Ex-official’s electric vehicle start-up valued at $5.4bn

Ex-official’s electric vehicle start-up valued at $5.4bn
Set up only a year ago, the UK-based Arrival electric vehicle start-up, founded by Russian businessman and ex-Deputy Minister of Communications Denis Sverdlov, intends to float with a valuation of $5.4bn next year on Nasdaq / wiki
By bne IntelliNews November 23, 2020

The UK-based Arrival electric vehicle start-up, founded by Russian businessman and ex-Deputy Minister of Communications Denis Sverdlov, announced this week that it intends to IPO on Nasdaq with a $5.4bn valuation, reports The Bell. 

Set up only a year ago, the company has been turning heads and has attracted investment from car companies Hyundai and Kia, package delivery firm UPS and asset manager BlackRock. Russian oligarch Vladimir Potanin is also reportedly an investor.

Arrival will take advantage of an accelerated placement scheme via a special purpose acquisition company (SPAC) and start trading on the Nasdaq exchange at the start of next year. CIIG Merger Corp.  headed by Peter Cuneo, former chief of Black & Decker, Remington and Marvel will serve as the SPAC.

Arrival hopes to raise an estimated $660mn, valuing the company at $5.4bn. Sverdlov controls 75% of Arrival – an unusually large share for any company founder after several rounds of investment with blue-chip companies, The Bell comments.

Sverdlov is best known for founding Yota, one of the first Russian mobile internet providers to appear in the 2000s, and also launched a Russian-made mobile phone with the distinctive feature that it had screens on both sides of the phone. Sverdlov then went on to become Deputy Minister of Communications.

The former official set up Arrival in the UK, not least because it will be a long time before Russia has a market or infrastructure for electric vehicles (EVs).

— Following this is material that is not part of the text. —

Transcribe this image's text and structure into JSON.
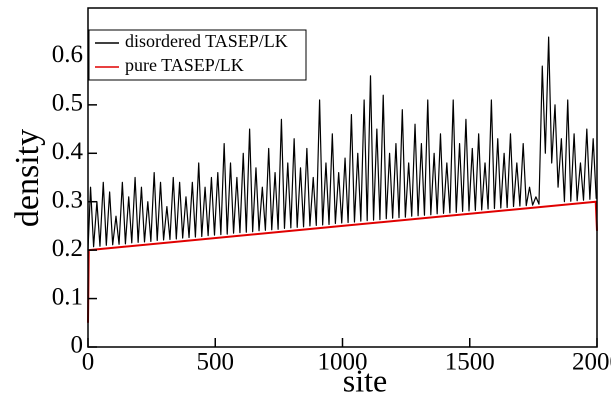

That said, there is still Russian investment in the company – Vladimir Potanin, Russia’s richest man with a net worth of $19.7bn according to Forbes, is one of Arrival’s investors.

Arrival’s popularity is its niche of light electric trucks for moving goods around cities. Arrival’s vehicles should be no more expensive to buy than their conventional counterparts and 50% cheaper to run. Production is due to begin next year.